3. What is my or my organization’s compliance responsibility?
If you work at a company that creates or utilizes high-risk AI tools, it’s important to ensure that your product is functioning within complete compliance of the AI Act, as those who fail to comply are subject to a tiered approach of penalties—and those penalties aren’t cheap. “with the most serious reserved for those breaking the “unacceptable uses” ban. At the top end are fines of up to 30 million euros, or 6% of the company’s global turnover (whichever is higher).” The European AI office was developed to not only enforce these new regulations, but also to assist in assessments and preparation to ensure your organization remains compliant.

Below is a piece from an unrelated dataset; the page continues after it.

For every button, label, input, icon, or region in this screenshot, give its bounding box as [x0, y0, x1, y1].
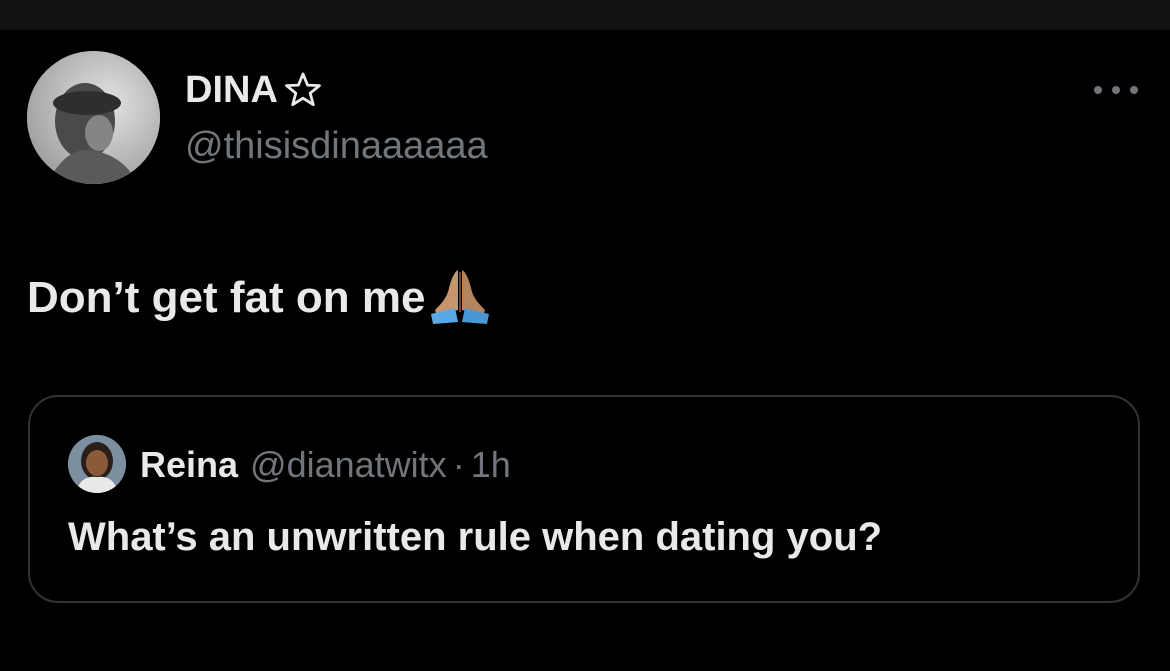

One of the key takeaways is, “Meaningful human oversight is [a] cornerstone of the EU AI Act,” it’s important to maintain close connection with how AI is being utilized throughout your organization – even if you’re simply leveraging a more high-risk product to fuel your more minimal- to low-risk operation.
What does this mean for the future of contracting?
While most workflow automation tools, like a Contract Lifecycle Management (CLM) solution, might fall into a minimal- to low-risk tier of AI practice, it’s important to be aware of how you’re using it throughout the organization.
For example, if utilizing a Generative AI tool to create or amend a contract, one’s responsibility comes in on both the input and output side. What question or prompt did they use in order to generate this clause or document? Was the directive posed in a way that could create a non-compliant outcome? Is the output or answer received by this AI-model acceptable as is, or does it require editing on the user’s part to ensure that when this contract is sent and signed, it’s following all AI Act guidelines?
It’s possible that the next “it” job on the market will be directly AI related, with the EU AI office already suggesting the creation of Chief AI Officers and compliance specialists, ensuring this fast-growing technology is used the right way.
The clock is officially ticking. Are you maximizing AI tools across your operation? It’s time to evaluate your operation and ensure you’re not only compliant with the AI Act, but that you keep an eye on this rapidly evolving technology space.